Una simile istituzione oggi è propria dei Paesi islamici e degli Stati totalitari. Le autorità morali oggi, almeno in Occidente, non hanno titolo per trasformare le loro valutazioni in obblighi di legge validi per tutti e da far rispettare tramite polizia. Anzi l'unica

censura valida per legge - almeno cosi si deduce dall'articolo 21 della Costituzione italiana - dovrebbe essere esercitata dagli organi dello Stato contro chi impedisce agli altri di esprimere opinioni qualunque esse siano. Fatto salvo il diritto, in casa propria, di decidere chi può parlare o scrivere. Di dire (...)

(...) di sì o di no a oratori o scriventi. Io conosco questi casi di censura palesi. L'impedire di parlare in università, luogo di dialogo culturale implicato dalla parola stessa (universitas, apertura all'universo), rispettando gli ovvi permessi e regolamenti, a David Parenzo alla Sapienza di Roma perché ebreo; a Maurizio Molinari, direttore di Repubblica, alla Federico II di Napoli in quanto giudicato filo-israeliano. Essere entrati in ambiti organizzati da libere associazioni e aver impedito con manifestazioni di intolleranza l'espressione del ministro Eugenia Roccella sul tema di famiglia e natalità in nome del diritto all'aborto, censurando con la violenza il diritto ad esprimersi contro l'aborto. Il colmo è che i prevaricatori hanno denunciato loro di essere vittima di censura perché non erano stati invitati a strappare il microfono ai tre di cui sopra. Idem a Torino dove Giuseppe Cruciani, intendeva comunicare nel suo spettacolo idee sgradite a fanatici ecologisti.

Il caso di Antonio Scurati è tutta un'altra storia. Ha contestato, insieme allo sciame compatto della sinistra, di essere stato censurato dai capi della Rai perché gli hanno disdetto il contratto all'ultima ora e così in una trasmissione non ha potuto leggere l'intemerata dove, con il pretesto del 25 aprile,

accusava Giorgia Meloni di essere stata complice di Mussolini per il delitto Matteotti.

Dopo di che ad essere stati censurati dalla polizia morale antifascista sono stati i dirigenti della televisione che hanno esercitato un potere legittimo, criticabile certo, ma attinente a una sfera di libertà che riguarda il loro ambito.

Conta il qui e ora, il dove e il come, per stabilire che cosa è intolleranza e che cosa è diritto o meno di non dare spazio a questa o quella voce.
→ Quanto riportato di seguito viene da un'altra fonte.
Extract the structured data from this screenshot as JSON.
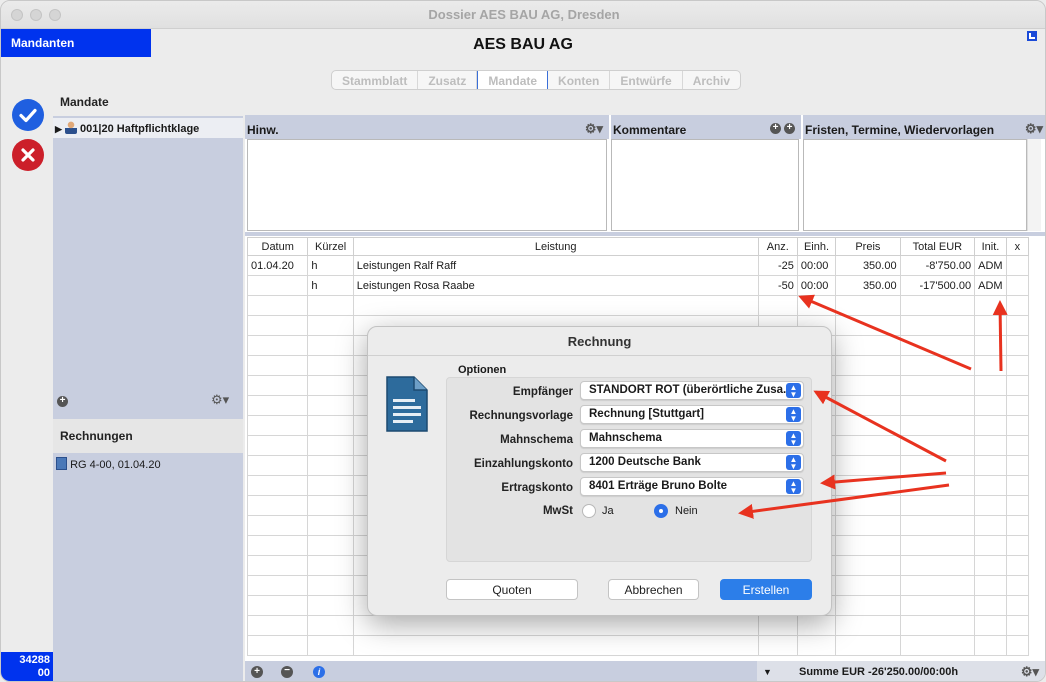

Nei comizi politici se un avversario politico pretende di intervenire al microfono è uno che invade il domicilio altrui. La libertà per un direttore di giornale - fatta salva la legge - è di buttare via un articolo, se non rispecchia la linea che ha concordato con l'editore. Dunque non mi scandalizza se il citato Molinari, a costo di bloccare la tipografia, ha «censurato» un articolo che andava contro gli Agnelli.

Perché è inevitabile: i giornalisti in Italia sono i più liberi al mondo di attaccare l'asino dove vuole l'editore che li paga. Per fortuna, da noi, ad un polo editoriale se ne oppone un altro, meglio ancora se sono tre o quattro. La salvezza da Catone il Censore, sono tre o quattro Catoni Censori.